Image Credit: bogdankosanovic via iStock
It's just a fact of the matter that in today's world, people will try to steal the images you work so hard to create.
Even more common is when people use your images without your permission, not because they're trying to pass your work off as their own, but because they simply don't understand that not every photo online is free game.
So, it's a problem of easy access and not enough education about image rights.
The question is, what can you do about it?
Here are a few tips that will teach you how to protect your images online.
Copyright Your Photos
Image Credit: D3Damon via iStock
The moment you take a photo, it's copyrighted as your work.
However, many people don't understand that fact.
This is where an educational component comes into protecting your work.
By adding the © symbol or the actual word "Copyright" followed by the year of publication and your name on or near your work, you're informing anyone that views it that the image is yours and that it's protected work.
In many cases, that will deter the folks that don't understand that images aren't simply free to use from using your photos.
But for people that purposefully steal other people's images, you might need to take the copyright thing a step further by registering the copyright.
In the U.S., that can be done through the U.S. Copyright Office for both published and unpublished photographs.
By registering your copyrighted images, you have a pathway to take any infringements upon your copyrights to court.
For example, if you find that a company has used one of your images for their marketing materials without your permission, you can pursue a lawsuit against them for copyright infringement.
At the very least, you could have an attorney send a cease and desist letter to the offender and point out that the image is copyrighted and a registered work. In many cases, that will resolve the issue without the need to go to court over it.

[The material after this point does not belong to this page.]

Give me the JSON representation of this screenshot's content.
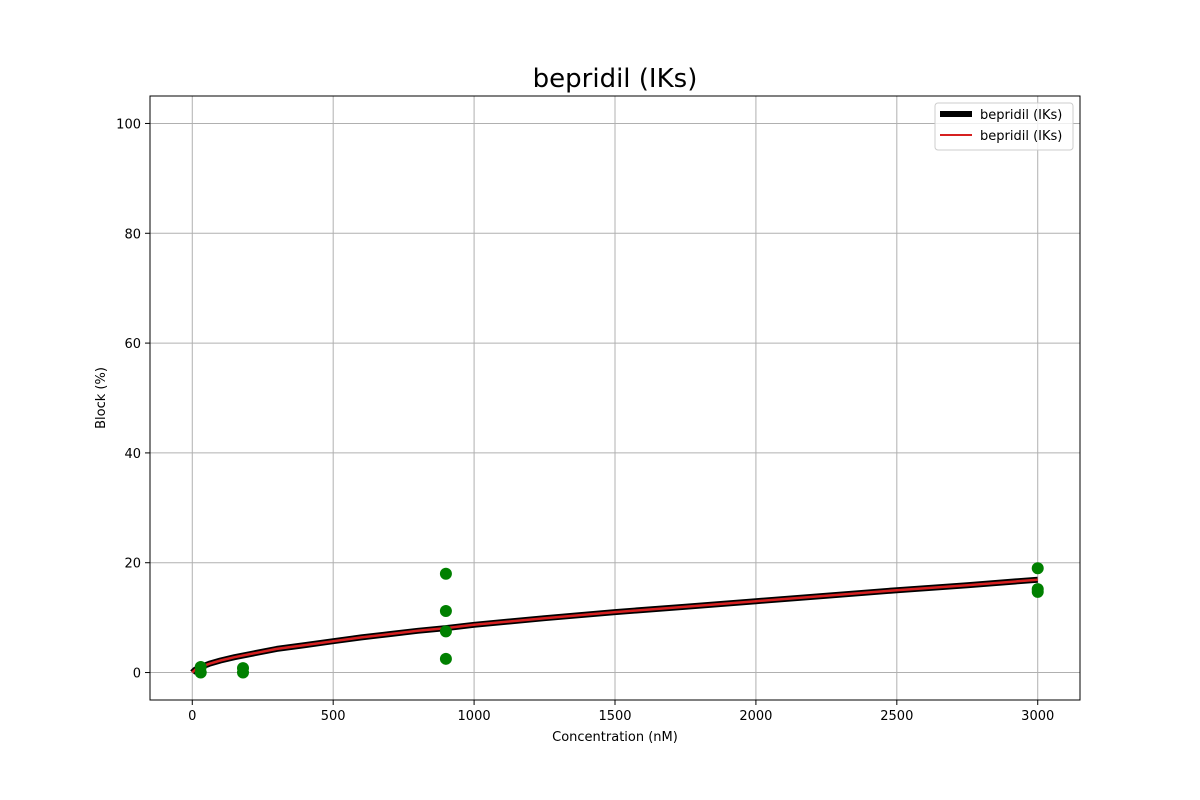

Identify Your Work as Your Own
Another primary means of deterring theft of your images is to simply identify your work as your own.
I know what you're thinking, too...
Photography watermarks have been the go-to means of identifying photos forever, but the problem is that watermarks can be both ugly and distracting (like my old watermark, shown above).
So for a long time, the choice we had as photographers was to slap an ugly watermark on our images to try to deter theft or go without a watermark to have a better-looking image, and just hope that no one stole the photo.
That's different, now.
There are a number of companies that work with photographers to create gorgeous photography logos that you would actually be proud to have on your photos.
I personally use Photologo, because after a lot of research, I found their service to be the most desirable.
For starters, their signatures are completely handmade by artists, so you get a 100-percent unique signature to place on all your images.
There's no cut and paste signatures here - you choose the style of the signature, the folks at Photologo create it, and you get a gorgeous signature for your photos in as little as 48 hours.
Perhaps even better, if you're not completely happy with the signature, you get a free revision to make sure it's exactly what you want.
On top of serving as an additional hurdle to your images being ripped off, a signature on your photos is a great way to advertise your work and create a brand identity for your business.
Think about it - you can sign each and every photo with your digital signature and make that digital signature part of your larger marketing efforts.
Put it in the header of your website, on your portfolio, in your blog, and so forth, and you'll have a beautiful identifier for your business!
Additionally, Photologo charges $39.99 for your signature - a signature that's yours forever and that you're free to use as you please.
As you can see in the images above, the difference between an old, ugly watermark and a handmade photography signature is night and day!
Disable Right-Click "Save As"
Image Credit: webphotographeer via iStock
One of the reasons why people steal images online is because, quite frankly, they're easy to steal.
You can make it less likely for your images to be stolen by disabling right-click "save as" on your website or online portfolio.
Even if you aren't hugely tech savvy, reading up on how to disable right clicks will give you enough information to make the needed changes to your website to add another layer of protection to your photos.
Be Diligent About Searching For Your Images Online
The fact of the matter is that even if you copyright your images, put your signature on all your photos, and disable right clicks on your website, if someone desperately wants to steal your image, they will find a way if they work hard enough at it.
That means that in addition to putting as many hurdles in the way as you can, you also need to be diligent about searching for unauthorized uses of your images online.
Doing so is easy with programs like Tin Eye, which does a reverse image search based on either a photo that you upload or a URL that points to your photo online.
Using things like neural networks and artificial intelligence, Tin Eye will find any instance of the image you search for, that way you can track down unauthorized uses of your images.
It's just another layer of protection to ensure that you're recognized for the work you create and that people that use your work without permission can be confronted about their actions.
Are these methods 100-percent failsafe? No. But will they deter many people from using your images without your permission, absolutely!